LA HETEROGENEIDAD IBERA

Durante los siglos VIII al VI a.C. la influencia de las colonizaciones fenicia y griega fraguó la iberización de Andalucía, el litoral mediterráneo, el valle del Ebro y Cataluña. Mientras tanto, la meseta y el norte peninsular permanecerán sujetos al homogéneo substrato indoeuropeo introducido por los hombres de la cultura de los campos de urnas. Ya vimos que estos agricultores y ganaderos nómadas entraron en diferentes oleadas, pero hasta el siglo VI no aportaron los elementos de una cultura conocedora de la labra del hierro. A pesar de sus rasgos distintivos, en ciertas zonas entraro en contacto y se fusionaron con pueblos de cultura ibérica. De esta unión nacieron los núcleos celtibéricos.
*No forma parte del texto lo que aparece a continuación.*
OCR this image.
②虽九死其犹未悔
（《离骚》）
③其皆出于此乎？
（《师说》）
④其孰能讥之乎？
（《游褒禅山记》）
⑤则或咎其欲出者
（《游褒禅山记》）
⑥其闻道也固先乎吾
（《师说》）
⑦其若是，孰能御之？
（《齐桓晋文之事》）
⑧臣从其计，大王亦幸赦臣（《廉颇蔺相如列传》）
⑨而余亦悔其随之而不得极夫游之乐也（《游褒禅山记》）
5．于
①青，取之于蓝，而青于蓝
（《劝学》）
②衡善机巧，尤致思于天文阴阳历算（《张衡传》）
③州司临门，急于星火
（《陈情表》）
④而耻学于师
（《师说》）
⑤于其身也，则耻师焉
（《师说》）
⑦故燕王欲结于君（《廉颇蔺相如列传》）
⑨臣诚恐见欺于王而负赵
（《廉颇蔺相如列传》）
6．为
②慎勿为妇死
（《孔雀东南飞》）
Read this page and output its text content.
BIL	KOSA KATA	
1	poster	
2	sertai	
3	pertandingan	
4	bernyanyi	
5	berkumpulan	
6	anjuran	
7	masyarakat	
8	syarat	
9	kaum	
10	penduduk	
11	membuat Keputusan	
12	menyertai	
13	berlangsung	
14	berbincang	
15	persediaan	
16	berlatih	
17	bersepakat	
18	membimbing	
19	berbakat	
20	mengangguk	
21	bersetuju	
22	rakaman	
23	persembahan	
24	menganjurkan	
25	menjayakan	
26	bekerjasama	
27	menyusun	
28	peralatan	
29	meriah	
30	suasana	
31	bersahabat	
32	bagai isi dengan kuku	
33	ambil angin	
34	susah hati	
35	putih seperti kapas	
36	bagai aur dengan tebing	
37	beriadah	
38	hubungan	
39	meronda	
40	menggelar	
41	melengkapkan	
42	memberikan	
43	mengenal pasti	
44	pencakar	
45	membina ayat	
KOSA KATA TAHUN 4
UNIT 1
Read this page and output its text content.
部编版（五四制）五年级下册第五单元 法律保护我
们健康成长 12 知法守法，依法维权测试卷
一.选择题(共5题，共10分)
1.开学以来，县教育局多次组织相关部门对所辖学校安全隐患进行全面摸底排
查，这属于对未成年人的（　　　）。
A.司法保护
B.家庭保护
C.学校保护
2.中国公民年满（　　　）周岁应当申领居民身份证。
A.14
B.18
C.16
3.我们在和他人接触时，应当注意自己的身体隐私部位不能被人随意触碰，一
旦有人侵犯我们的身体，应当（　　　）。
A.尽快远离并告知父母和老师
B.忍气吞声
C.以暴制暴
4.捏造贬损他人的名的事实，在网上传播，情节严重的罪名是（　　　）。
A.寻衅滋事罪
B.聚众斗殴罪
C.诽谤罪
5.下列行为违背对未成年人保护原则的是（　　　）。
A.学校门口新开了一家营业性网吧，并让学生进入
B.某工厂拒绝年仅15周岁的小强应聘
Con el nombre de iberos conocemos a una impresionante variedad de pueblos. En el sur de la Península, desde Sierra Morena hasta el mar, se distingue un área homogénea poblada por turdetanos (descendientes directos de los tartésicos), bastetanos (de Basti o Baza, extendidos por la zona de granada) y oretanos (en las regiones mineras de Sierra Morena). Sin embargo, en el área oriental, el iberismo se combina con ingluencias griegas, y sufre la división profunda entre pueblos procedentes de la penetración indoeuropea. Esta fragmentación explica el abultado número de tribus: edetanos (desde Cartagena al Ebro), ilergetes (en la Cataluña interior), indigetes (en la costa), jacetanos (en los Pirineos), contestanos (entre Valencia y Alicante), costeanos (en Tarragona) o laietanos (en la provincia actual de Barcelona).

Iberos, según Estrabón 

Todos estos pueblos, fruto del contacto entre el componente indígena con los fenicios y griegos, adaptaron su economía al terreno en el que se establecían. La agricultura (basada en el cultivo de cerales, viña y olivo) y la ganadería eran las principales actividades económicas de los iberos, siendo predominante la primera en la baja Andalucía y el valle del Ebro, y la segunda en el interior y en las áreas montañosas. Los iberos introdujeron el lino, y al ser hábiles manipuladores del esparto -una fibra que al permitir multitud de utilidades (maromas, espuertas, tejidos...) gozó de gran importancia estratégica en tiempos pretéritos-, pudieron desarrollar una industria textil muy diversificada. A su vez, la metalurgia del hierro, en la que los pueblos del país sobresalieron pronto, facilitó la modernización del armamento y la adquisición de un instrumental agrícola y artesanal muy funcional. Los principales centros mineros de plata se establecieron en Ilipa, Aci y Cartagena, mientras que el Moncayo destacó por sus minas de hierro, Castulo (Linares) por el plomo y Almadén por el cinabrio.

Ciudad-estado ibera
Esta sociedad se apoyaba en las famosas ciudades-estado iberas. La inseguridad reinante hasta el V a.C. impulsó a la mayoría de los pueblos a asentarse en lugares altos y de dificil acceso. La arqueología apunta a la dispersión de una parte de la población en núcleos pequeños y permanentes, lo que aconsejaba su fortificación. No dudaron en dotarse de murallas bien trazadas, pero el urbanismo no fue su fuerte y optaron por adaptarse al terreno sin necesidad de removerlo. Las calles solían ser longitudinales y a ellas se adaptaban las casas. Estas tampoco eran excesivamente elaboradas y predominaban las viviendas pequeñas, rectangulares o cuadradas, de mampostería o adobe y de una sola planta. El mundo ibérico se repartía entre ciudades grandes (Sagunto, Ullastret, Ilici), pueblos grandes (La Bastida de los Alcuses) y una infinidad de pequeñas poblaciones y caseríos.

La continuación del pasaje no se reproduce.